Menurut perkiraan Center for Strategic and International Studies, Hizbullah memiliki sekitar 30.000 tentara reguler, 20.000 cadangan, dan antara 120.000 hingga 200.000 rudal serta roket, yang membuat mereka jauh lebih sulit dihadapi dibanding Hamas.

Laporan The Times of Israel menyebutkan bahwa Presiden AS Joe Biden semakin pesimistis mengenai gencatan senjata antara Israel dan Hamas, dan bahkan tidak yakin kesepakatan akan tercapai sebelum masa jabatannya berakhir.

Menurut Reuters, Menteri Kesehatan Lebanon Firass Abiad menyatakan bahwa serangan udara Israel sejak 23 September telah menewaskan 569 orang, termasuk 50 anak-anak, 94 wanita, dan melukai 1.835 orang. Hizbullah mengonfirmasi bahwa komandan pasukan rudalnya, Ibrahim Qubaisi, tewas dalam serangan udara pada 24 September. Dewan Keamanan PBB akan membahas konflik ini pada 25 September 2024.

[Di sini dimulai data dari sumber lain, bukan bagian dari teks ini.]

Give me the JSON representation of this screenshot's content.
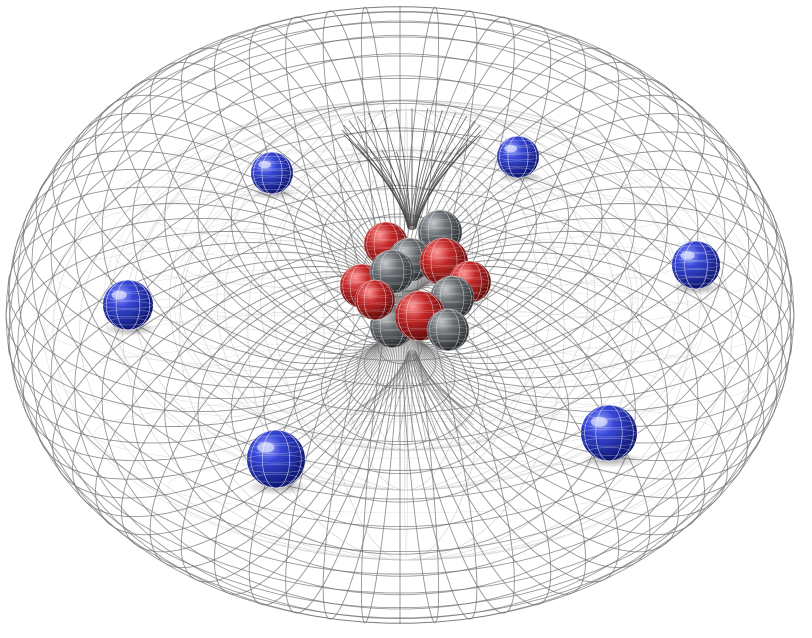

Sekretaris Jenderal PBB, Antonio Guterres, menyatakan, “Lebanon berada di ambang kehancuran, dan baik rakyat Lebanon, Israel, maupun dunia tidak dapat menanggung beban Lebanon menjadi Gaza yang lain.”

Presiden AS Joe Biden dalam Sidang Umum PBB menyerukan agar semua pihak tetap tenang, “Perang total tidak akan menguntungkan siapa pun. Meskipun situasi saat ini meningkat, masih ada kemungkinan penyelesaian melalui jalur diplomatik.” (Jhon)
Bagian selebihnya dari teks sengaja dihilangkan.